RANGPUR: Expanded cultivation of various crops on char lands is effectively cutting poverty and improving livelihoods of many char people living in char areas of Rangpur agriculture region.
Officials of the Department of Agricultural Extension (DAE) and different NGOs said harvest of cultivated crops on shoals, silted-up riverbeds and char lands continues in full swing and will end before the commencement of the next rainy season.The poor and landless char and riverside people have brought around one-lakh hectares of char lands in around 350 char villages under farming of various crops in all five districts of the region during this Rabi season.
They have mostly cultivated pumpkin, mustard, watermelon, ‘kawn’, onion, garlic, chili, pulses, potatoes and other vegetables, maize, wheat, squash, gourd, capsicum, Boro rice, groundnut, banana and many other crops on these lands this season, reports BSS.
“Char people have already completed harvest of many varieties of crops as the process will continue till mid-May next,” said Additional Director of the DAE at its Rangpur regional office, Agriculturalist Khandker Abdul Wahed.
Braving natural disasters like floods and river erosion every year, many char and riverside villagers have achieved self-reliance by cultivating crops using intercropping methods on char lands in the last 12 years in the region.
“The DAE has put maximum efforts on ensuring best use of char lands through providing assistance and technologies to people living there to increase crop output for improving their livelihoods and attaining food security amid changing climate,” Wahed said.

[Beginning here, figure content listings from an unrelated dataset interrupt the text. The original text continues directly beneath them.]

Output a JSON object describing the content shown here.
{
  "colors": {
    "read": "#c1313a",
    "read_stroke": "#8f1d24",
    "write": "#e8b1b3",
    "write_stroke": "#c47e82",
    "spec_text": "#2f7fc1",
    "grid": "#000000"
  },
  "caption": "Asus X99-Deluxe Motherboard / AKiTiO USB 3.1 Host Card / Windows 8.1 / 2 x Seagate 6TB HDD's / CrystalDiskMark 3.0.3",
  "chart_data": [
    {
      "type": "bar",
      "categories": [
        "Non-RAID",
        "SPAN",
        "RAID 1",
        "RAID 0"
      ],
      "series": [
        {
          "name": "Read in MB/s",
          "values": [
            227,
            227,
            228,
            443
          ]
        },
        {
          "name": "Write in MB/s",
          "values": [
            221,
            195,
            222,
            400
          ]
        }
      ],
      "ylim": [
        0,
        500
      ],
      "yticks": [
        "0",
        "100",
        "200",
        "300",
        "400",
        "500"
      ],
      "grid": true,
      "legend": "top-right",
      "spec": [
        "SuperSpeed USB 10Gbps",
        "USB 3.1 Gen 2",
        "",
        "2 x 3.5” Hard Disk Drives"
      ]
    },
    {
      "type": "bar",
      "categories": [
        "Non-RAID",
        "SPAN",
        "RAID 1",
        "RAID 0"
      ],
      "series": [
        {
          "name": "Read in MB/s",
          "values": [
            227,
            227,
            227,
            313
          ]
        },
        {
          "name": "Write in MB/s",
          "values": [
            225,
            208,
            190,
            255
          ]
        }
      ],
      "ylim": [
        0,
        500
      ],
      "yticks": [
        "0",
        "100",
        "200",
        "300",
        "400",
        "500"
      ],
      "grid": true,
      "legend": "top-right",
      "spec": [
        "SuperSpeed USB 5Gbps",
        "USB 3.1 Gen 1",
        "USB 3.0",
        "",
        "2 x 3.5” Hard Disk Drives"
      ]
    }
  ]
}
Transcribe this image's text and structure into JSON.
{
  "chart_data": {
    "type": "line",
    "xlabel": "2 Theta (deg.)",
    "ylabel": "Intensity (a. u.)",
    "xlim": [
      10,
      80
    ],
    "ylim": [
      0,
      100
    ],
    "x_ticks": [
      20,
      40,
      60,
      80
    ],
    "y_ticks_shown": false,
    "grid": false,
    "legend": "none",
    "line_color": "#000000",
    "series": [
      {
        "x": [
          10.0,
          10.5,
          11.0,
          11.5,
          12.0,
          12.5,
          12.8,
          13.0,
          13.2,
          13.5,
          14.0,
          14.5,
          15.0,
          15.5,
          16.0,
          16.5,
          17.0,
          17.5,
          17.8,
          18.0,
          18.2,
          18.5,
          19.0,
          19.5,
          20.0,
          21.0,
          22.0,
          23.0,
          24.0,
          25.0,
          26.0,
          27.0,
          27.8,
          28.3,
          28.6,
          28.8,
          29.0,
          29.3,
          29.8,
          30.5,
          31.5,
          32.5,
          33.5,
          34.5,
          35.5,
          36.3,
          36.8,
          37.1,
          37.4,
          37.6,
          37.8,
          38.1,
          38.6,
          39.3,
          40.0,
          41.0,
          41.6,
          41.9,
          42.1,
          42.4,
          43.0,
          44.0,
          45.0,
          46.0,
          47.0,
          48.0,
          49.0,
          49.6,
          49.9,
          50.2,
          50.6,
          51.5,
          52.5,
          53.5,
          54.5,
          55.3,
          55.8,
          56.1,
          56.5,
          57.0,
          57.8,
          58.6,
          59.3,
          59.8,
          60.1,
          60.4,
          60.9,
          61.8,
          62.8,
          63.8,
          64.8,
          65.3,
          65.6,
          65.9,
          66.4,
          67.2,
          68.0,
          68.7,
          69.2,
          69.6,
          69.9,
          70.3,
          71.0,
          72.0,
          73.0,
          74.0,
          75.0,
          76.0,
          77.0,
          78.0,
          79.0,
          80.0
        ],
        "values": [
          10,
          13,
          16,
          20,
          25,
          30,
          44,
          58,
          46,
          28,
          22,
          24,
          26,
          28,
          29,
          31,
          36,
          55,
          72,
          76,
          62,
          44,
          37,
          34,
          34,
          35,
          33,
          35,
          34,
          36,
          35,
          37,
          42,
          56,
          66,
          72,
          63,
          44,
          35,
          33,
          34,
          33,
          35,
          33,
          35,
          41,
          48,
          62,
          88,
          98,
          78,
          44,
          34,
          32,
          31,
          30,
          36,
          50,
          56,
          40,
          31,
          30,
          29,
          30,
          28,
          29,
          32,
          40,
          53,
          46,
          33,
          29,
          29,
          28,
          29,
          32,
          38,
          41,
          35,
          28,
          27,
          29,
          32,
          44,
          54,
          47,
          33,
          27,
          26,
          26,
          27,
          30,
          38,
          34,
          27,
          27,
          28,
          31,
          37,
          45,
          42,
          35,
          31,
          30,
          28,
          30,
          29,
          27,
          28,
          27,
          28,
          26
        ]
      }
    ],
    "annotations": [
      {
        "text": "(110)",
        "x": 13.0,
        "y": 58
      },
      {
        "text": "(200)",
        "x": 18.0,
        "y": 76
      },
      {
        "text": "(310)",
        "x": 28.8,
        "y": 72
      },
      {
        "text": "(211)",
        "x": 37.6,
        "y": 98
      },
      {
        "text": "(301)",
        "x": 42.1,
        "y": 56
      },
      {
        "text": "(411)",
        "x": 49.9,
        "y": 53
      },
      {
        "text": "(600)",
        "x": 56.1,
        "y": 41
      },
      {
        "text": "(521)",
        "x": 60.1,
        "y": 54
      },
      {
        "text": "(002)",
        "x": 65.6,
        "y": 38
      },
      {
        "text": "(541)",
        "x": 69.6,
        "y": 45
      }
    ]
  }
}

Talking to the agency, Senior Coordinator (Agriculture and Environment) of RDRS Bangladesh Agriculturist Mamunur Rashid said crop cultivation on shoals, dried up riverbeds and char lands is expanding every year.“Many char families, who are beneficiaries of different government organisations and NGOs, have cultivated crops on char lands and dried-up riverbeds of the Brahmaputra, Teesta, Dharla, Kartoa and other rivers across the region this season,” he said.
Around 48,000 char and riverside families have achieved self-reliance by farming various crops on these lands improving their livelihoods and living standard with support of the DAE and different NGOs in the last 12 years in the region, Rashid added.
Talking to the agency, Abdur Razzaque, Morsheda Begum, Mahbub Alam and Kochhim Uddin of village Paschim Mohipur on the Teesta riverbank in Gangachara upazila in Rangpur said they have won poverty by cultivating various crops on char lands.
“By cultivating pumpkins with other crops on one acre of char lands adopting intercropping methods on the Teesta riverbed, I am expecting to earn a net profit of Taka one lakh after completing harvest by mid-May this year,” said Razzaque.
Similarly, Abdul Aziz of village Char Dakshin Kharibari in Nilphamari, Nur Islam of village Korpura in Kurigram, Moktar Ali and Maloti Rani of village Char Taluk Shahbaz in Rangpur narrated success stories of farming crops on char lands to change fortunes.
Maloti Rani said she has cultivated pumpkins by planting 180 saplings on sandy char lands on the Teesta riverbed spending Taka 80,000 this season.
“I have already started harvesting pumpkins with an average weight between two to seven kg each,” she said, adding that she is expecting to earn a net profit of Taka 2.50-lakh this season.